This thread has been locked.

If you have a related question, please click the "Ask a related question" button in the top right corner. The newly created question will be automatically linked to this question.

TMS320C6742: L1 cache configuration with AIS NOR boot

Part Number: TMS320C6742
Other Parts Discussed in Thread: TMS320C6748

Hi,

We are developing an application for a C6742 DSP based production custom board and we are facing problems to fit our application code into the internal SRAM memory of this DSP.  We are launching our application by means of a AIS NOR boot, which configures by default the internal memories L1D, L1P as cache (32KB each) and L2 as RAM (64KB). In addition to these internal memories, our board features an external SDRAM memory connected through EMIF (with speed around 24MHz). 

During the application development we have been using the TMS320C6748 DSP Development Kit (LCDK), featuring the C6748 DSP, which has a greater L2 memory (256KB) than C6742. We have been running several tests allocating all the code into this augmented L2 memory, satisfying the time performance constraints defined for the application.

The problem is that our application code is far too big to be stored completely in the final L2 64KB SRAM memory of C6742 DSP (around 200KB), and we would want to minimize the code placed in the external SDRAM memory due to the time performace constraints I mentioned before.
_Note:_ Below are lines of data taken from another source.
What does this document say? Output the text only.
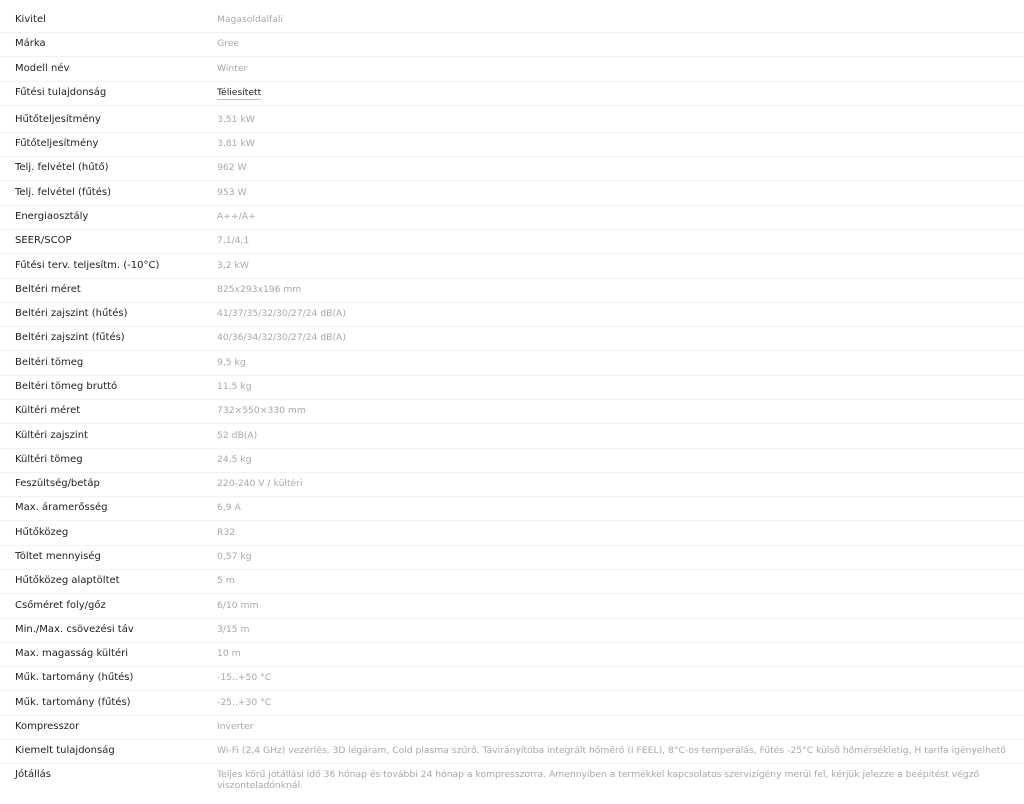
Kivitel	Magasoldalfali
Márka	Gree
Modell név	Winter
Fűtési tulajdonság	Téliesített
Hűtőteljesítmény	3,51 kW
Fűtőteljesítmény	3,81 kW
Telj. felvétel (hűtő)	962 W
Telj. felvétel (fűtés)	953 W
Energiaosztály	A++/A+
SEER/SCOP	7,1/4,1
Fűtési terv. teljesítm. (-10°C)	3,2 kW
Beltéri méret	825x293x196 mm
Beltéri zajszint (hűtés)	41/37/35/32/30/27/24 dB(A)
Beltéri zajszint (fűtés)	40/36/34/32/30/27/24 dB(A)
Beltéri tömeg	9,5 kg
Beltéri tömeg bruttó	11,5 kg
Kültéri méret	732×550×330 mm
Kültéri zajszint	52 dB(A)
Kültéri tömeg	24,5 kg
Feszültség/betáp	220-240 V / kültéri
Max. áramerősség	6,9 A
Hűtőközeg	R32
Töltet mennyiség	0,57 kg
Hűtőközeg alaptöltet	5 m
Csőméret foly/gőz	6/10 mm
Min./Max. csövezési táv	3/15 m
Max. magasság kültéri	10 m
Műk. tartomány (hűtés)	-15..+50 °C
Műk. tartomány (fűtés)	-25..+30 °C
Kompresszor	Inverter
Kiemelt tulajdonság	Wi-Fi (2,4 GHz) vezérlés, 3D légáram, Cold plasma szűrő, Távirányítóba integrált hőmérő (I FEEL), 8°C-os temperálás, Fűtés -25°C külső hőmérsékletig, H tarifa igényelhető
Jótállás	Teljes körű jótállási idő 36 hónap és további 24 hónap a kompresszorra. Amennyiben a termékkel kapcsolatos szervizigény merül fel, kérjük jelezze a beépítést végző viszonteladónknál.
We have identified approximately the critical sections of the application code, on which those timing restrictions are mostly applied, and possibly they will not fil completely into L2 memory. So, assuming will need to take part of this code out of L2, we have considered two possibilities here:

- Place the most critical sections of the code in internal L2 memory and take the rest of it to the external SRAM memory. This will cause part of the critical code (not the most critical, but critical in some way) to be in a significantly slower memory, which possibly will affect the timing performance.

- Configure part of L1D, L1P memories as RAM so as to fit all critical code within internal memories (L1 and L2). The goal will be to maintain enough L1 memory space available for cache purposes to not slow down the coding execution but avoiding placing critical code in the external SRAM.
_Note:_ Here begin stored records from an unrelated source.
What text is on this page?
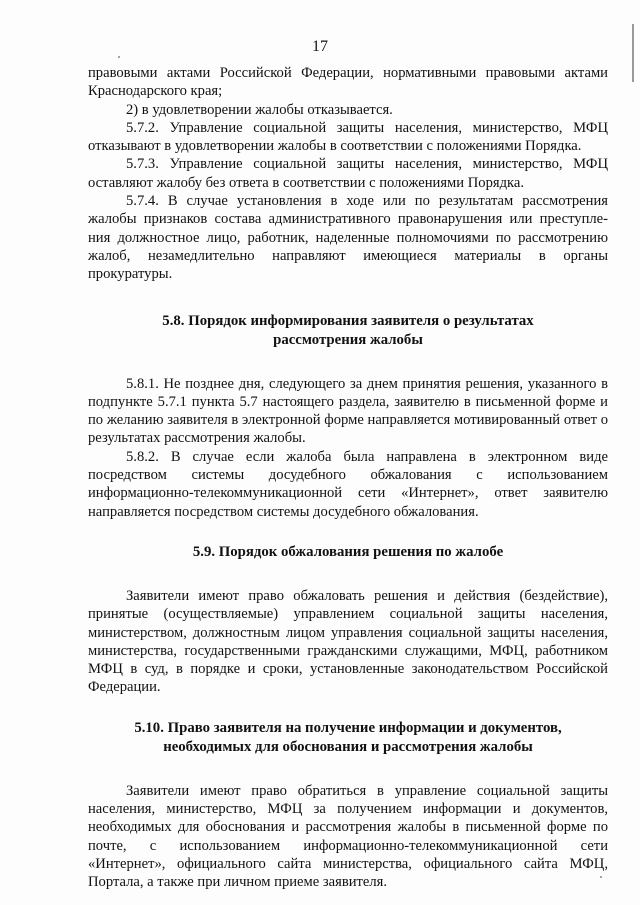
17

правовыми актами Российской Федерации, нормативными правовыми актами Краснодарского края;

2) в удовлетворении жалобы отказывается.

5.7.2. Управление социальной защиты населения, министерство, МФЦ отказывают в удовлетворении жалобы в соответствии с положениями Порядка.

5.7.3. Управление социальной защиты населения, министерство, МФЦ оставляют жалобу без ответа в соответствии с положениями Порядка.

5.7.4. В случае установления в ходе или по результатам рассмотрения жалобы признаков состава административного правонарушения или преступле-ния должностное лицо, работник, наделенные полномочиями по рассмотрению жалоб, незамедлительно направляют имеющиеся материалы в органы прокуратуры.

5.8. Порядок информирования заявителя о результатах
рассмотрения жалобы

5.8.1. Не позднее дня, следующего за днем принятия решения, указанного в подпункте 5.7.1 пункта 5.7 настоящего раздела, заявителю в письменной форме и по желанию заявителя в электронной форме направляется мотивированный ответ о результатах рассмотрения жалобы.

5.8.2. В случае если жалоба была направлена в электронном виде посредством системы досудебного обжалования с использованием информационно-телекоммуникационной сети «Интернет», ответ заявителю направляется посредством системы досудебного обжалования.

5.9. Порядок обжалования решения по жалобе

Заявители имеют право обжаловать решения и действия (бездействие), принятые (осуществляемые) управлением социальной защиты населения, министерством, должностным лицом управления социальной защиты населения, министерства, государственными гражданскими служащими, МФЦ, работником МФЦ в суд, в порядке и сроки, установленные законодательством Российской Федерации.

5.10. Право заявителя на получение информации и документов,
необходимых для обоснования и рассмотрения жалобы

Заявители имеют право обратиться в управление социальной защиты населения, министерство, МФЦ за получением информации и документов, необходимых для обоснования и рассмотрения жалобы в письменной форме по почте, с использованием информационно-телекоммуникационной сети «Интернет», официального сайта министерства, официального сайта МФЦ, Портала, а также при личном приеме заявителя.
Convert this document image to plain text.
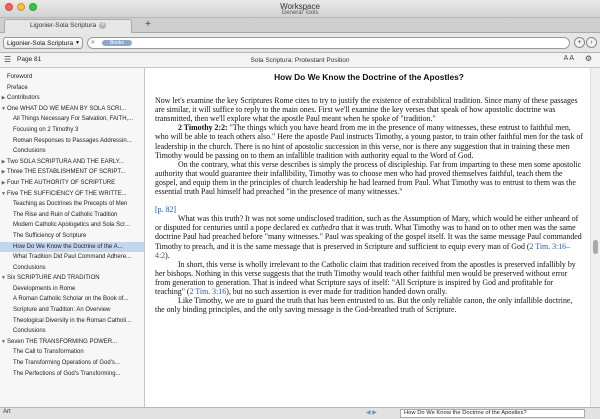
Workspace
General Tools
Ligonier-Sola Scriptura ×	+
Ligonier-Sola Scriptura ▼ ⌕	Books	+	›
☰ Page 81	Sola Scriptura: Protestant Position	A A ⚙
Foreword
Preface
▶ Contributors
▼One WHAT DO WE MEAN BY SOLA SCRI...
All Things Necessary For Salvation, FAITH,...
Focusing on 2 Timothy 3
Roman Responses to Passages Addressin...
Conclusions
▶ Two SOLA SCRIPTURA AND THE EARLY...
▶ Three THE ESTABLISHMENT OF SCRIPT...
▶ Four THE AUTHORITY OF SCRIPTURE
▼Five THE SUFFICIENCY OF THE WRITTE...
Teaching as Doctrines the Precepts of Men
The Rise and Ruin of Catholic Tradition
Modern Catholic Apologetics and Sola Scr...
The Sufficiency of Scripture
How Do We Know the Doctrine of the A...
What Tradition Did Paul Command Adhere...
Conclusions
▼Six SCRIPTURE AND TRADITION
Developments in Rome
A Roman Catholic Scholar on the Book of...
Scripture and Tradition: An Overview
Theological Diversity in the Roman Catholi...
Conclusions
▼Seven THE TRANSFORMING POWER...
The Call to Transformation
The Transforming Operations of God's...
The Perfections of God's Transforming...
How Do We Know the Doctrine of the Apostles?

Now let's examine the key Scriptures Rome cites to try to justify the existence of extrabiblical tradition. Since many of these passages are similar, it will suffice to reply to the main ones. First we'll examine the key verses that speak of how apostolic doctrine was transmitted, then we'll explore what the apostle Paul meant when he spoke of "tradition."

2 Timothy 2:2: "The things which you have heard from me in the presence of many witnesses, these entrust to faithful men, who will be able to teach others also." Here the apostle Paul instructs Timothy, a young pastor, to train other faithful men for the task of leadership in the church. There is no hint of apostolic succession in this verse, nor is there any suggestion that in training these men Timothy would be passing on to them an infallible tradition with authority equal to the Word of God.

On the contrary, what this verse describes is simply the process of discipleship. Far from imparting to these men some apostolic authority that would guarantee their infallibility, Timothy was to choose men who had proved themselves faithful, teach them the gospel, and equip them in the principles of church leadership he had learned from Paul. What Timothy was to entrust to them was the essential truth Paul himself had preached "in the presence of many witnesses."

[p. 82]

What was this truth? It was not some undisclosed tradition, such as the Assumption of Mary, which would be either unheard of or disputed for centuries until a pope declared ex cathedra that it was truth. What Timothy was to hand on to other men was the same doctrine Paul had preached before "many witnesses." Paul was speaking of the gospel itself. It was the same message Paul commanded Timothy to preach, and it is the same message that is preserved in Scripture and sufficient to equip every man of God (2 Tim. 3:16–4:2).

In short, this verse is wholly irrelevant to the Catholic claim that tradition received from the apostles is preserved infallibly by her bishops. Nothing in this verse suggests that the truth Timothy would teach other faithful men would be preserved without error from generation to generation. That is indeed what Scripture says of itself: "All Scripture is inspired by God and profitable for teaching" (2 Tim. 3:16), but no such assertion is ever made for tradition handed down orally.

Like Timothy, we are to guard the truth that has been entrusted to us. But the only reliable canon, the only infallible doctrine, the only binding principles, and the only saving message is the God-breathed truth of Scripture.

Art	◀ ▶	How Do We Know the Doctrine of the Apostles?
The second possibility could be the optimal, but raises several questions:

1. As far as I know, there are two possibilities to change the default configuration of L1 from cache to RAM: either instructing the bootloader to change that configuration or doing it in runtime in the code application itself. I do not know if the former way is possible for the AIS NOR boot, at least I did not see any reference to do that in the bootloader app note. I have seen some alternatives in similar threads on this topic such as a secondary bootloader, but I think this would mean to discard the AIS generation tool, am I wrong? On the other hand, I have seen an example of the runtime possibility in the Cache User Guide, section 2.7, but I do not know whether it is applicable to our case. In any case, I am wondering how tricky this be. Do you have any advise on that?

2. Considering the configuration can be done, what would be the criteria to allocate code to L1P and L1D memories? Is it enough to copy, for instance, .text sections (executable code)  to L1P and .far sections (static variables) to L1D, or other considerations should be taken into account?

3. I have seen in some GEL and .cmd files, and also in the datasheet documentation of C6724 that the L1P, L1D, L2 memories are often referred by two different addresses: [0x0080 0000, 0x00E0 0000, 0x00F0 0000] and [0x1180 0000, 0x11E0 0000, 0x11F0 0000]. The second group of addresses is referred as "shared" or "mirror". What is the difference between them? 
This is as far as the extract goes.